In 1922 Pearson bought Parham House & Gardens, an Elizabethan country house in West Sussex. He and his wife Alicia restored the house and assembled a collection of furniture, textiles and paintings. Parham opened to the public in 1948 after the Second World War and has been described by the estate as one of the first private houses in England to open formally to visitors.

==Personal life==
On 14 October 1915 Pearson married Alicia Mary Dorothea Knatchbull-Hugessen, daughter of Edward Knatchbull-Hugessen, 1st Baron Brabourne. They had three daughters:

- Veronica Pearson (1916–1993), who married Marcus Rueff in 1940. Marcus died in action in 1941. She married Patrick Tritton in 1950 and later inherited Parham.
- Lavinia Pearson (1919–1991), who married Major Charles Michael Smiley and was the mother of Miranda Guinness, Countess of Iveagh. She wrote and illustrated children's books.
- Elisabeth Dione Pearson (1920–2012), who married Patrick Gibson, Baron Gibson and later became Lady Gibson.

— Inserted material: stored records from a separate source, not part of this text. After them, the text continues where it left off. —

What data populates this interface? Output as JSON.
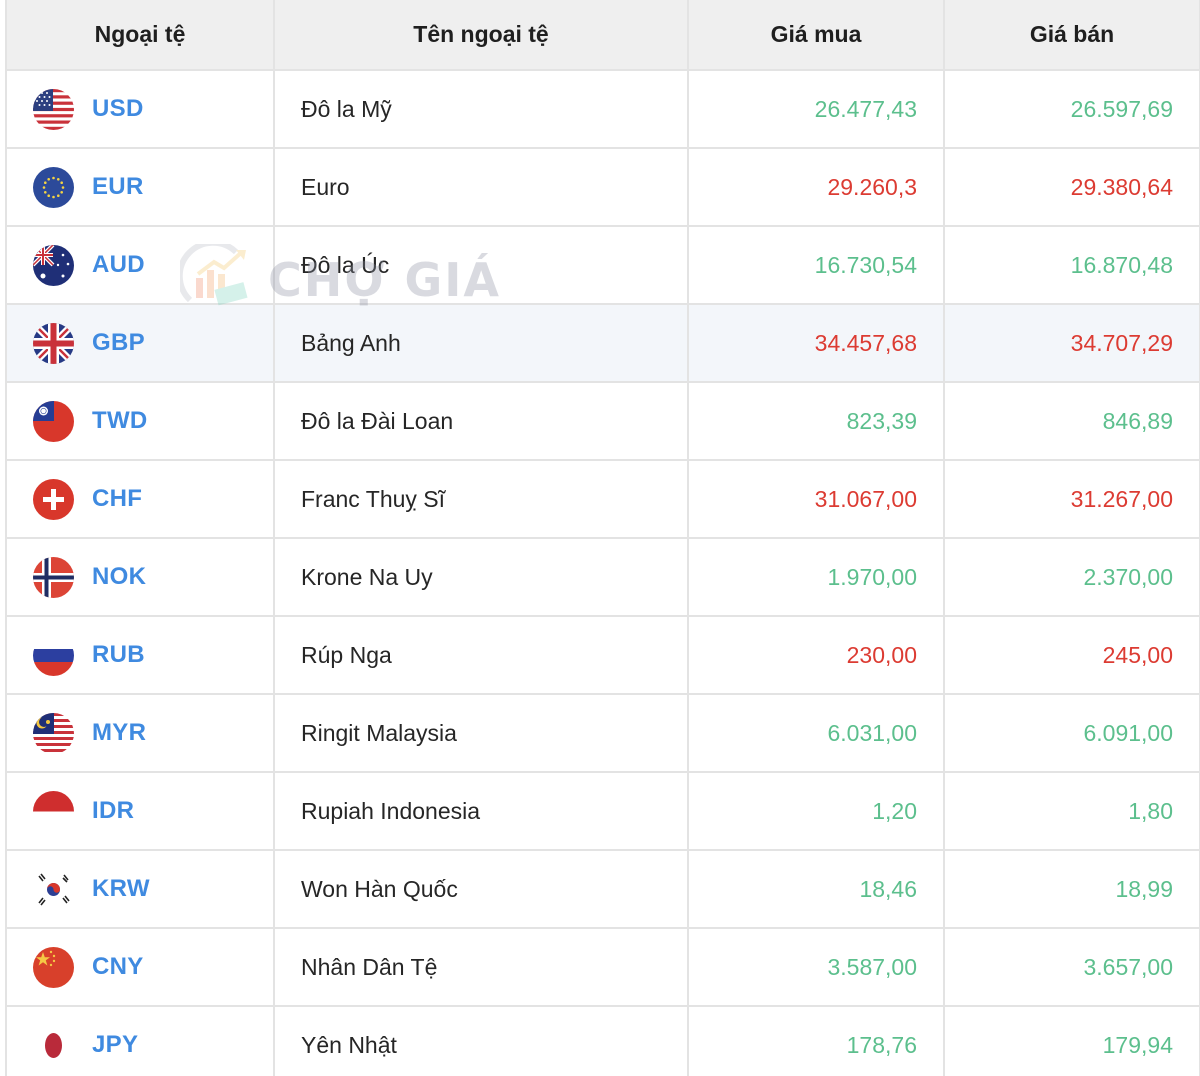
{
  "table": {
    "headers": {
      "code": "Ngoại tệ",
      "name": "Tên ngoại tệ",
      "buy": "Giá mua",
      "sell": "Giá bán"
    },
    "rows": [
      {
        "code": "USD",
        "name": "Đô la Mỹ",
        "buy": "26.477,43",
        "sell": "26.597,69",
        "trend": "up",
        "flag": "us-flag-icon"
      },
      {
        "code": "EUR",
        "name": "Euro",
        "buy": "29.260,3",
        "sell": "29.380,64",
        "trend": "down",
        "flag": "eu-flag-icon"
      },
      {
        "code": "AUD",
        "name": "Đô la Úc",
        "buy": "16.730,54",
        "sell": "16.870,48",
        "trend": "up",
        "flag": "au-flag-icon"
      },
      {
        "code": "GBP",
        "name": "Bảng Anh",
        "buy": "34.457,68",
        "sell": "34.707,29",
        "trend": "down",
        "flag": "gb-flag-icon",
        "highlighted": true
      },
      {
        "code": "TWD",
        "name": "Đô la Đài Loan",
        "buy": "823,39",
        "sell": "846,89",
        "trend": "up",
        "flag": "tw-flag-icon"
      },
      {
        "code": "CHF",
        "name": "Franc Thuỵ Sĩ",
        "buy": "31.067,00",
        "sell": "31.267,00",
        "trend": "down",
        "flag": "ch-flag-icon"
      },
      {
        "code": "NOK",
        "name": "Krone Na Uy",
        "buy": "1.970,00",
        "sell": "2.370,00",
        "trend": "up",
        "flag": "no-flag-icon"
      },
      {
        "code": "RUB",
        "name": "Rúp Nga",
        "buy": "230,00",
        "sell": "245,00",
        "trend": "down",
        "flag": "ru-flag-icon"
      },
      {
        "code": "MYR",
        "name": "Ringit Malaysia",
        "buy": "6.031,00",
        "sell": "6.091,00",
        "trend": "up",
        "flag": "my-flag-icon"
      },
      {
        "code": "IDR",
        "name": "Rupiah Indonesia",
        "buy": "1,20",
        "sell": "1,80",
        "trend": "up",
        "flag": "id-flag-icon"
      },
      {
        "code": "KRW",
        "name": "Won Hàn Quốc",
        "buy": "18,46",
        "sell": "18,99",
        "trend": "up",
        "flag": "kr-flag-icon"
      },
      {
        "code": "CNY",
        "name": "Nhân Dân Tệ",
        "buy": "3.587,00",
        "sell": "3.657,00",
        "trend": "up",
        "flag": "cn-flag-icon"
      },
      {
        "code": "JPY",
        "name": "Yên Nhật",
        "buy": "178,76",
        "sell": "179,94",
        "trend": "up",
        "flag": "jp-flag-icon"
      }
    ]
  },
  "watermark": {
    "text": "CHỢ GIÁ"
  },
  "colors": {
    "code_text": "#3f8ae0",
    "price_up": "#5cbf8d",
    "price_down": "#dc3b32",
    "header_bg": "#efefef",
    "highlight_row_bg": "#f3f6fa",
    "border": "#e3e3e3"
  }
}
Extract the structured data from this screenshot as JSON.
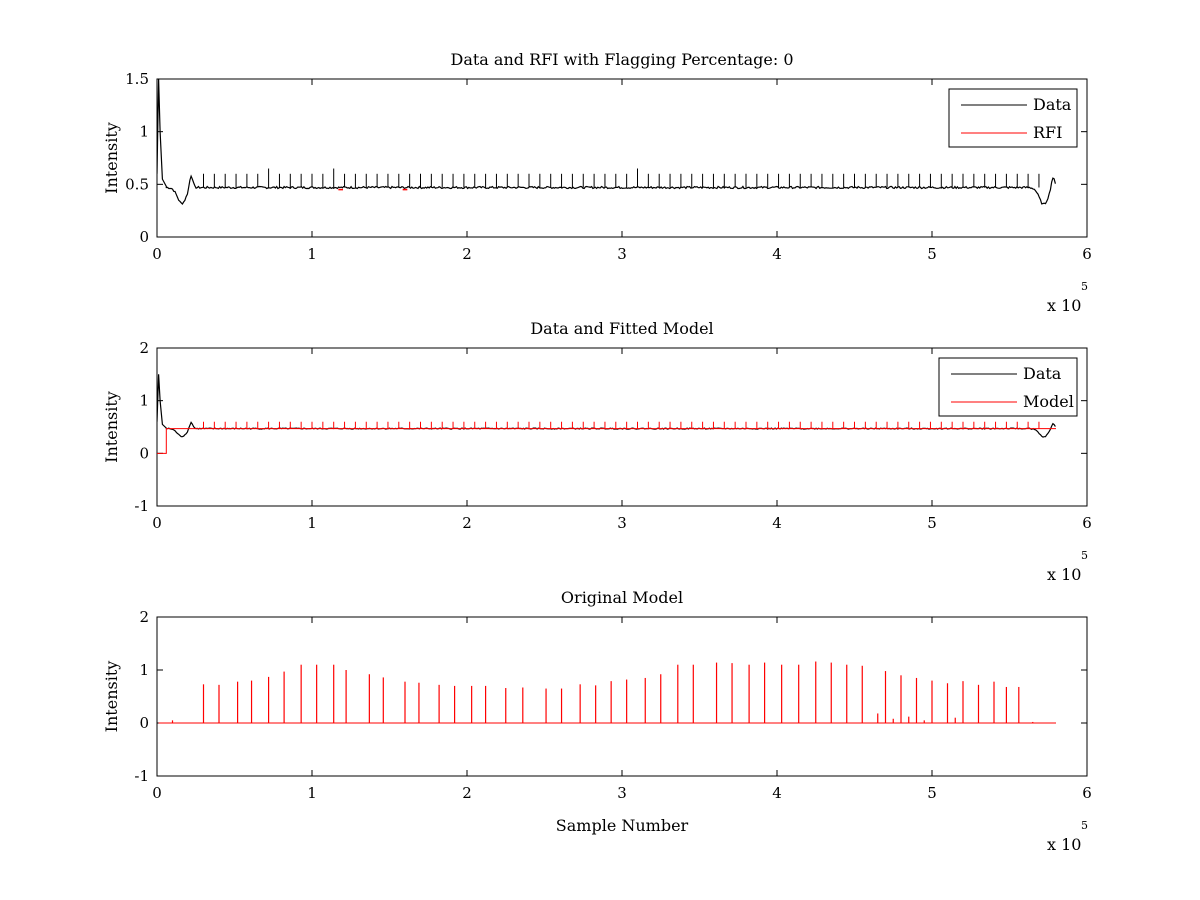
{
  "chart_data": [
    {
      "type": "line",
      "title": "Data and RFI with Flagging Percentage: 0",
      "xlabel": "",
      "ylabel": "Intensity",
      "xlim": [
        0,
        600000
      ],
      "ylim": [
        0,
        1.5
      ],
      "xticks": [
        0,
        1,
        2,
        3,
        4,
        5,
        6
      ],
      "yticks": [
        "0",
        "0.5",
        "1",
        "1.5"
      ],
      "x_multiplier": {
        "text": "x 10",
        "exp": "5"
      },
      "legend": {
        "position": "top-right",
        "entries": [
          "Data",
          "RFI"
        ]
      },
      "grid": false,
      "series": [
        {
          "name": "Data",
          "color": "#000000",
          "baseline": 0.47,
          "x_end": 580000,
          "initial_spike": {
            "x": [
              0,
              1000,
              2000,
              3500,
              6000
            ],
            "y": [
              0.6,
              1.5,
              1.0,
              0.55,
              0.48
            ]
          },
          "dips": [
            {
              "x": 16000,
              "depth": 0.15
            },
            {
              "x": 572000,
              "depth": 0.16
            }
          ],
          "bumps": [
            {
              "x": 22000,
              "y": 0.6
            },
            {
              "x": 578000,
              "y": 0.58
            }
          ],
          "spikes": {
            "start": 30000,
            "step": 7000,
            "heights": [
              0.6,
              0.6,
              0.6,
              0.6,
              0.6,
              0.6,
              0.65,
              0.6,
              0.6,
              0.6,
              0.6,
              0.6,
              0.65,
              0.6,
              0.6,
              0.6,
              0.6,
              0.6,
              0.6,
              0.6,
              0.6,
              0.6,
              0.6,
              0.6,
              0.6,
              0.6,
              0.6,
              0.6,
              0.6,
              0.6,
              0.6,
              0.6,
              0.6,
              0.6,
              0.6,
              0.6,
              0.6,
              0.6,
              0.6,
              0.6,
              0.65,
              0.6,
              0.6,
              0.6,
              0.6,
              0.6,
              0.6,
              0.6,
              0.6,
              0.6,
              0.6,
              0.6,
              0.6,
              0.6,
              0.6,
              0.6,
              0.6,
              0.6,
              0.6,
              0.6,
              0.6,
              0.6,
              0.6,
              0.6,
              0.6,
              0.6,
              0.6,
              0.6,
              0.6,
              0.6,
              0.6,
              0.6,
              0.6,
              0.6,
              0.6,
              0.6,
              0.6,
              0.6
            ]
          }
        },
        {
          "name": "RFI",
          "color": "#ff0000",
          "segments": [
            {
              "x": [
                117000,
                120000
              ],
              "y": 0.45
            },
            {
              "x": 160000,
              "y": 0.45
            }
          ]
        }
      ]
    },
    {
      "type": "line",
      "title": "Data and Fitted Model",
      "xlabel": "",
      "ylabel": "Intensity",
      "xlim": [
        0,
        600000
      ],
      "ylim": [
        -1,
        2
      ],
      "xticks": [
        0,
        1,
        2,
        3,
        4,
        5,
        6
      ],
      "yticks": [
        "-1",
        "0",
        "1",
        "2"
      ],
      "x_multiplier": {
        "text": "x 10",
        "exp": "5"
      },
      "legend": {
        "position": "top-right",
        "entries": [
          "Data",
          "Model"
        ]
      },
      "grid": false,
      "series": [
        {
          "name": "Data",
          "color": "#000000",
          "baseline": 0.47,
          "x_end": 580000,
          "initial_spike": {
            "x": [
              0,
              1000,
              2000,
              3500,
              6000
            ],
            "y": [
              0.6,
              1.5,
              1.0,
              0.55,
              0.48
            ]
          },
          "dips": [
            {
              "x": 16000,
              "depth": 0.15
            },
            {
              "x": 572000,
              "depth": 0.16
            }
          ],
          "bumps": [
            {
              "x": 22000,
              "y": 0.6
            },
            {
              "x": 578000,
              "y": 0.58
            }
          ]
        },
        {
          "name": "Model",
          "color": "#ff0000",
          "step": {
            "x_start": 0,
            "x_jump": 6000,
            "y_before": 0.0,
            "y_after": 0.47
          },
          "x_end": 580000,
          "spike_height": 0.6,
          "spikes_start": 30000,
          "spikes_step": 7000
        }
      ]
    },
    {
      "type": "line",
      "title": "Original Model",
      "xlabel": "Sample Number",
      "ylabel": "Intensity",
      "xlim": [
        0,
        600000
      ],
      "ylim": [
        -1,
        2
      ],
      "xticks": [
        0,
        1,
        2,
        3,
        4,
        5,
        6
      ],
      "yticks": [
        "-1",
        "0",
        "1",
        "2"
      ],
      "x_multiplier": {
        "text": "x 10",
        "exp": "5"
      },
      "legend": null,
      "grid": false,
      "series": [
        {
          "name": "",
          "color": "#ff0000",
          "baseline": 0.0,
          "x_start": 1000,
          "x_end": 580000,
          "spikes": [
            {
              "x": 10000,
              "y": 0.05
            },
            {
              "x": 30000,
              "y": 0.73
            },
            {
              "x": 40000,
              "y": 0.72
            },
            {
              "x": 52000,
              "y": 0.78
            },
            {
              "x": 61000,
              "y": 0.8
            },
            {
              "x": 72000,
              "y": 0.87
            },
            {
              "x": 82000,
              "y": 0.97
            },
            {
              "x": 93000,
              "y": 1.1
            },
            {
              "x": 103000,
              "y": 1.1
            },
            {
              "x": 114000,
              "y": 1.1
            },
            {
              "x": 122000,
              "y": 1.0
            },
            {
              "x": 137000,
              "y": 0.92
            },
            {
              "x": 146000,
              "y": 0.86
            },
            {
              "x": 160000,
              "y": 0.78
            },
            {
              "x": 169000,
              "y": 0.76
            },
            {
              "x": 182000,
              "y": 0.72
            },
            {
              "x": 192000,
              "y": 0.7
            },
            {
              "x": 203000,
              "y": 0.7
            },
            {
              "x": 212000,
              "y": 0.7
            },
            {
              "x": 225000,
              "y": 0.66
            },
            {
              "x": 236000,
              "y": 0.67
            },
            {
              "x": 251000,
              "y": 0.65
            },
            {
              "x": 261000,
              "y": 0.65
            },
            {
              "x": 273000,
              "y": 0.73
            },
            {
              "x": 283000,
              "y": 0.71
            },
            {
              "x": 293000,
              "y": 0.79
            },
            {
              "x": 303000,
              "y": 0.82
            },
            {
              "x": 315000,
              "y": 0.85
            },
            {
              "x": 325000,
              "y": 0.92
            },
            {
              "x": 336000,
              "y": 1.1
            },
            {
              "x": 346000,
              "y": 1.1
            },
            {
              "x": 361000,
              "y": 1.14
            },
            {
              "x": 371000,
              "y": 1.13
            },
            {
              "x": 382000,
              "y": 1.1
            },
            {
              "x": 392000,
              "y": 1.14
            },
            {
              "x": 403000,
              "y": 1.1
            },
            {
              "x": 414000,
              "y": 1.1
            },
            {
              "x": 425000,
              "y": 1.16
            },
            {
              "x": 435000,
              "y": 1.14
            },
            {
              "x": 445000,
              "y": 1.1
            },
            {
              "x": 455000,
              "y": 1.08
            },
            {
              "x": 465000,
              "y": 0.18
            },
            {
              "x": 470000,
              "y": 0.98
            },
            {
              "x": 480000,
              "y": 0.9
            },
            {
              "x": 490000,
              "y": 0.85
            },
            {
              "x": 500000,
              "y": 0.8
            },
            {
              "x": 510000,
              "y": 0.75
            },
            {
              "x": 520000,
              "y": 0.79
            },
            {
              "x": 530000,
              "y": 0.72
            },
            {
              "x": 540000,
              "y": 0.78
            },
            {
              "x": 548000,
              "y": 0.68
            },
            {
              "x": 556000,
              "y": 0.68
            },
            {
              "x": 565000,
              "y": 0.02
            },
            {
              "x": 475000,
              "y": 0.08
            },
            {
              "x": 485000,
              "y": 0.12
            },
            {
              "x": 495000,
              "y": 0.05
            },
            {
              "x": 515000,
              "y": 0.1
            }
          ]
        }
      ]
    }
  ]
}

Pearson died at Worthing, Sussex, on 22 July 1965 and was buried at St Peter's Church, Parham.

==Legacy in aviation==
Pearson's aviation significance lay chiefly in finance and organisation. Through Whitehall Securities he helped consolidate Britain's private airline sector in the 1930s, creating British Airways Ltd as the main private-sector counterpart to Imperial Airways. Through BOAC he then chaired the successor corporation at the point when British civil aviation was converted into a wartime strategic transport system. British Airways Ltd and Imperial Airways formed part of the corporate lineage that later led to the modern British Airways, created in 1974 from BOAC and British European Airways.